Chopin
Piano Concerto No.1 in E minor, Op.11
Liszt
Piano Concerto No.2 in A
Tchaikovsky
Piano Concerto No.1 in B flat minor, Op.23
Alberto Nosé, Giuseppe Andaloro, Andrey Shibko (piano)
London Philharmonic Orchestra conducted by Tomasz Bugaj
Reviewed by: Colin Anderson
Reviewed: 16 April, 2002
Venue: Royal Festival Hall, London
Just taking in the Final (as many people did) is to have a partial opinion on the pianists involved – through only hearing the jury-chosen three (and nobody else) and only in concertos when solo recitals are far more revealing.
Alberto Nosé wasn’t as imaginative or communicating in Chopin’s concerto as in his excellent semi-final. If he was perhaps emotionally contained he remained subtle and shapely in his demonstration and phrasing. In his elegance and finesse, Nosé will have underwhelmed many listeners I suspect, but the music was presented with discretion, sensitivity and real musicianship.

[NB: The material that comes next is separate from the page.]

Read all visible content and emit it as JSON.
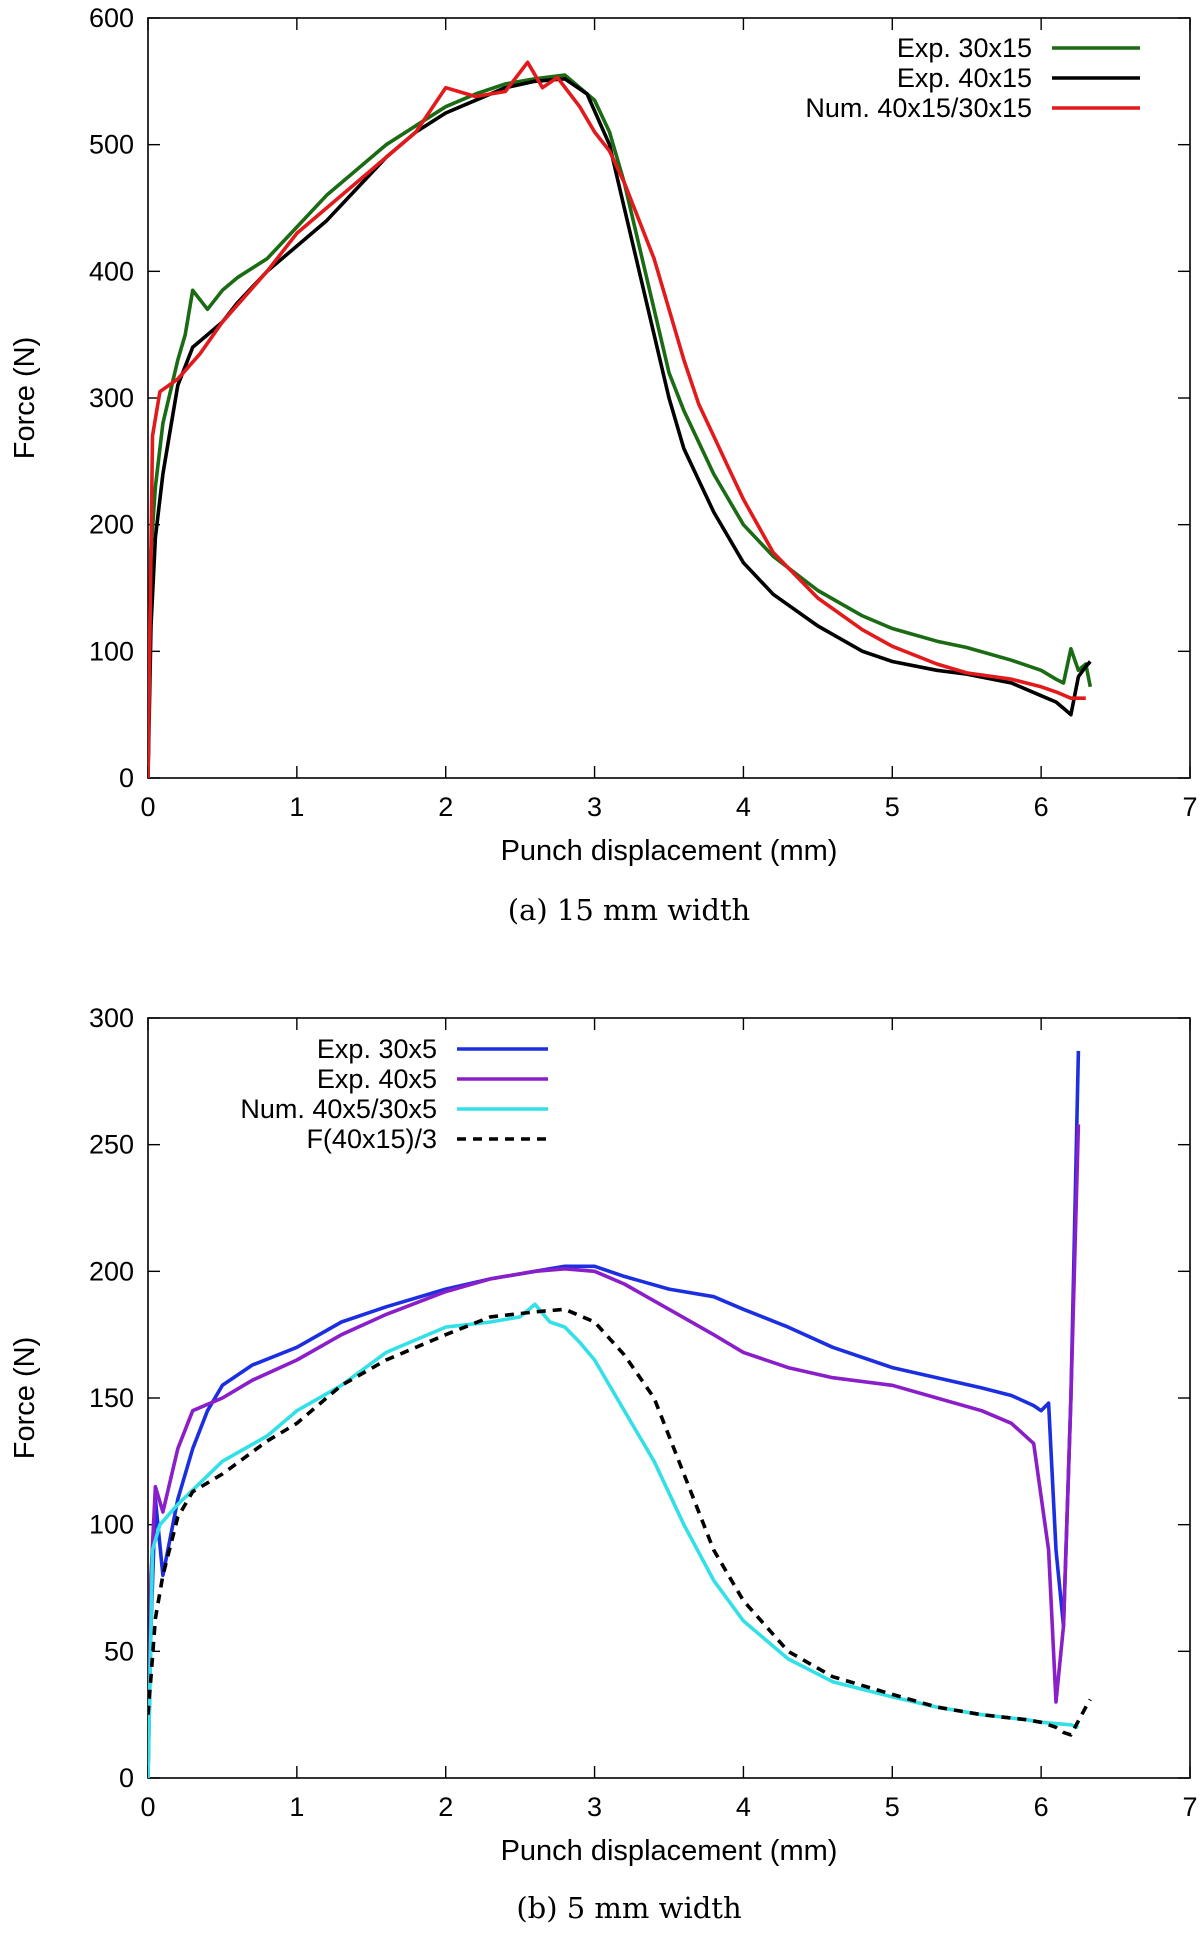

Nosé’s Italian compatriot, Giuseppe Andaloro, has similar qualities, to which add sleekness and rhetoric. Having been least impressed by his semi-final Liszt, I was surprised Andaloro only offered either of Liszt’s concertos for the Final. His was a clinical rendition that went beyond reasonable power and indulged the slower music, which went against Liszt’s design. If Andaloro was impressively authoritative in technical terms he was also short on fantasy as an interpreter – his twenty minutes seemed longer than Nosé’s forty, even allowing the latter’s sedentary view of Chopin’s slow movement outstayed its welcome. Not sure if Andaloro was really dialoguing with Robert Truman’s cello solos, but Liszt would have expected the cellos to sit left-centre (second violins antiphonal to the firsts) to afford the two musicians a truer partnership.
Andrey Shibko was the Final’s ’surprise’ choice. He gave a performance of the Tchaikovsky that seemed contrived – certainly his dynamic graduations were mannered. He lacked imagination and seemed on autopilot in a rendition that rarely gelled with the orchestra, out of sync in places; and the LPO came adrift from itself in the first movement.
Tomasz Bugaj was a decent enough accompanist; he was perhaps too fussy with orchestral detail (especially in Chopin) that was probably wasted on the audience –although his was some of the more interesting music-making of the evening … yet he often followed the pianists rather than be with them.
For me it would be Nosé first, then Andaloro and Shibko. Perhaps best to present no first prize and award a joint second to Nose and Andaloro. The actual result: Andaloro, Nosé, Shibko.